"Sure?" he echoed. "Sure? Oh, heavens!" Then he looked down at her for quite a few rather breathless moments.

After that they talked. "After two months," repeated Cecilia stubbornly. It made no impression. At last she equivocated a bit and gained her point. "I hardly know you," she said, looking away from him; "I—I prefer——"

"I don't know anything about girls," said K. Stuyvesant, "but I know I've been a dub. I'll try to be agreeable, I'll try to keep this to myself. But,—you will give me a chance?"

Cecilia said she would.

"Gosh,—I love——" began K. Stuyvesant; then he shook his head. Cecilia didn't mean to, but she slipped her hand in his, under the kind shelter of a blue and green checked blanket. K. Stuyvesant didn't say anything more. He only looked.

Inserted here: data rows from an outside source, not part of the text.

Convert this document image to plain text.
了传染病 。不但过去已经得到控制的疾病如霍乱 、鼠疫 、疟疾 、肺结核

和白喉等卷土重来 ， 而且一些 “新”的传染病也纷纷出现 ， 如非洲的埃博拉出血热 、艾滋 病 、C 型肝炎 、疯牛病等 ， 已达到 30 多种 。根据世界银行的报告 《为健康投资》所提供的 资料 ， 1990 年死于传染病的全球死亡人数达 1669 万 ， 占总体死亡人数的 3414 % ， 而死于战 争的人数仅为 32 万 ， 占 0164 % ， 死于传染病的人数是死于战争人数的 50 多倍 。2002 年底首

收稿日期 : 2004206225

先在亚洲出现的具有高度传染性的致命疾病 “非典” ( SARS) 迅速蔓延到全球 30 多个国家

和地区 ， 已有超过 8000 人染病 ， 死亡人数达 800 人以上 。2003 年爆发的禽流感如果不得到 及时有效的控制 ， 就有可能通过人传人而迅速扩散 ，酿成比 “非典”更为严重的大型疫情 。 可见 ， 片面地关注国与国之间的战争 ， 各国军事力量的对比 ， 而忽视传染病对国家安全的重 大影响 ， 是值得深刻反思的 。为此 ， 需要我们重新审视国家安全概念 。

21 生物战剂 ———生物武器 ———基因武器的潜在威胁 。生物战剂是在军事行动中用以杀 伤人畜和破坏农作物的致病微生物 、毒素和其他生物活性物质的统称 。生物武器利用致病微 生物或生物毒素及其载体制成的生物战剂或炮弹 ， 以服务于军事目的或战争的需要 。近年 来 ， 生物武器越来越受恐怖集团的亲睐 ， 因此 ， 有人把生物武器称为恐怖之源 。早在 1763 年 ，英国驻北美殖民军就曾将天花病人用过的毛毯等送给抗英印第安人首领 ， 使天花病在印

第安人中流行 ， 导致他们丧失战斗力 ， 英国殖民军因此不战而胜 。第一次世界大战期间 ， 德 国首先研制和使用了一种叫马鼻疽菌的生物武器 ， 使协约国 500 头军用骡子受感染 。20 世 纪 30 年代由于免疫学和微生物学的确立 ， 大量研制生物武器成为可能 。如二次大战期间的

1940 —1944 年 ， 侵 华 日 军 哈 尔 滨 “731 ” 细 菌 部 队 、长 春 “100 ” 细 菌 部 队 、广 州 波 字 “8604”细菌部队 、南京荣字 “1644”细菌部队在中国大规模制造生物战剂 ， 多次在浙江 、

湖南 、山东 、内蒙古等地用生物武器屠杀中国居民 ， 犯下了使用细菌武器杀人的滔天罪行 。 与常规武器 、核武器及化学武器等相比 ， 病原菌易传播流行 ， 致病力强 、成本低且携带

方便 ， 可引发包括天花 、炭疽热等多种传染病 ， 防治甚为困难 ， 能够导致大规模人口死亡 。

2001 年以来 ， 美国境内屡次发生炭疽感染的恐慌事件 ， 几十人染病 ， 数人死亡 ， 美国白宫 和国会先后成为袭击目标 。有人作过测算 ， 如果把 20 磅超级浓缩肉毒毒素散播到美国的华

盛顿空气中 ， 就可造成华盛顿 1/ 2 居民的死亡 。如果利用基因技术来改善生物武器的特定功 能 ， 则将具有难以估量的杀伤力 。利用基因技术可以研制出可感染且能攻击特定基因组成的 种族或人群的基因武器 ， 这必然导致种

Mrs. Higgenmeyer came paddling by.

"Poppa ain't so well," she called. "He's sick to his stummick!"

"I'm—I'm sorry," answered Cecilia. She tried to pull her hand from K. Stuyvesant's. He refused to let it go. After Mrs. Higgenmeyer had passed, he spoke. "You're mine!" he said in the manner of all lovers. "You are!" His voice was gruff. Cecilia was to learn that that meant that she mattered much.

At his words Cecilia's heart turned over, but she remembered her eccentric, dear, and much-loved father, and a certain brick.

"You promised," she reminded him. "I said after two months, when I knew you. You promised."